Recall that a general equation $A_{xx}x^2 + 2A_{xy}xy + A_{yy}y^2 + 2B_xx + 2B_yy + C = 0$ for constants $A_{\circ \circ}$ and $B_{\circ}$ describes a hyperbola provided that $ \det \left[ \begin{array}{ c c } A_{xx} & A_{xy} \\ A_{xy} & A_{yy} \end{array} \right] < 0$. Well, in our case, $A_{xx} = -1$, $A_{xy} = 0$, and $A_{yy} = 1$.

Therefore, we conclude that the curve is a hyperbola!


Oh... this question was my homework a year ago, and this is my proof which is short as per my laziness.

enter image description here

The bad grey drawing is the locus required. Obviously, for this part the light rays just touch the plate. Now $$\dfrac{PA}{PD}=\dfrac{CA}{CB}=\text{constant}>1$$

Hence, the locus is a hyperbola as ratio of distance from the top of candle and line of candle(extended) is ...

This case is similar to the lamp except the fact that there is darkness below and light above the boundary as contrary to a lamp.

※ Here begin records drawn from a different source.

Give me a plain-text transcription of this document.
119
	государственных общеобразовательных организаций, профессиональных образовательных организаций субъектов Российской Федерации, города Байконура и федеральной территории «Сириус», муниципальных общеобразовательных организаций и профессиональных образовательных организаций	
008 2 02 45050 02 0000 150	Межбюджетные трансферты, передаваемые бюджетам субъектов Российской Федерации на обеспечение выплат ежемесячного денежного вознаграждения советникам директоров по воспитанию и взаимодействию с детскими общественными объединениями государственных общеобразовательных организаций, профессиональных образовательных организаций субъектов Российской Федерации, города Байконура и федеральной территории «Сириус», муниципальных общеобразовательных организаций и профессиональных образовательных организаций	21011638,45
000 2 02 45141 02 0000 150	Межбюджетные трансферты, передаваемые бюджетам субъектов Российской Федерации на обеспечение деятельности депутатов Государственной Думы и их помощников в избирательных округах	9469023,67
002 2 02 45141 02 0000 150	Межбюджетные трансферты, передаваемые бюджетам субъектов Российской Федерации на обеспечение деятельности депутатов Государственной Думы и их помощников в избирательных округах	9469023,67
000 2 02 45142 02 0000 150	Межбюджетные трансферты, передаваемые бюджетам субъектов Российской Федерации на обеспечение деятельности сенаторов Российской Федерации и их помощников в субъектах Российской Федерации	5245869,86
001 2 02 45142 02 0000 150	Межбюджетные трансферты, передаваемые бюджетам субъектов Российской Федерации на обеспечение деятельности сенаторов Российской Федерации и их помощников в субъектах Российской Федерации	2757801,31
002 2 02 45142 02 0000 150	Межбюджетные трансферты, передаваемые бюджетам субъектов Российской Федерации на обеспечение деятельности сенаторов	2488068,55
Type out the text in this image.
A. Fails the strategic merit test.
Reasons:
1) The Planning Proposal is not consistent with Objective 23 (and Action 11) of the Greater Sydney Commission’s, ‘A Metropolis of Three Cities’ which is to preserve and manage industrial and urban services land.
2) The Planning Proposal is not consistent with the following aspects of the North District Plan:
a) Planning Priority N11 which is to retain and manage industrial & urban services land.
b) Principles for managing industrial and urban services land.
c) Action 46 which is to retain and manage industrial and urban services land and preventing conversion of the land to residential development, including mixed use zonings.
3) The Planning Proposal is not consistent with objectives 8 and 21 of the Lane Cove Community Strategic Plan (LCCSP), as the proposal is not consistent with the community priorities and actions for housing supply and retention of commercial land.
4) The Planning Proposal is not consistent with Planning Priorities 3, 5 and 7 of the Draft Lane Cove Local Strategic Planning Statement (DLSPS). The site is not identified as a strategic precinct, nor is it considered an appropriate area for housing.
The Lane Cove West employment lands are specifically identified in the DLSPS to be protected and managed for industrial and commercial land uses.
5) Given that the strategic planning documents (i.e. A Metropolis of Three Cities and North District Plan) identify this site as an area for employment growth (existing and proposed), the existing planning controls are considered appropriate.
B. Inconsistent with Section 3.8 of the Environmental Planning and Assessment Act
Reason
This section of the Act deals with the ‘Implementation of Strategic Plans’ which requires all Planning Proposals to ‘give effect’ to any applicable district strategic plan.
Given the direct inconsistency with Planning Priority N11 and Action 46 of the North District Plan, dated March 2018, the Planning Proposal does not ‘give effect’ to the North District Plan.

But this has no effect on the boundary.


This is a textbook case of conic sections, I might have even seen a lamp in the actual high school textbook. It's also very obviously a hyperbola because it has two branches. This helps you to see the solution without any computation!

You might argue that having both top and both illuminated parts doesn't prove hyperbola, because the geometry of the light might be different and so it wouldn't mean the parts belong to the same mathematical curve. However, you can always imagine the top lamp to be symmetric in such a way, that the double cone of light really is a double cone (with the same angle and same orientation in both directions). That way even if the physical light is not symmetric, each branch is still a parabola, even if not from the same curve.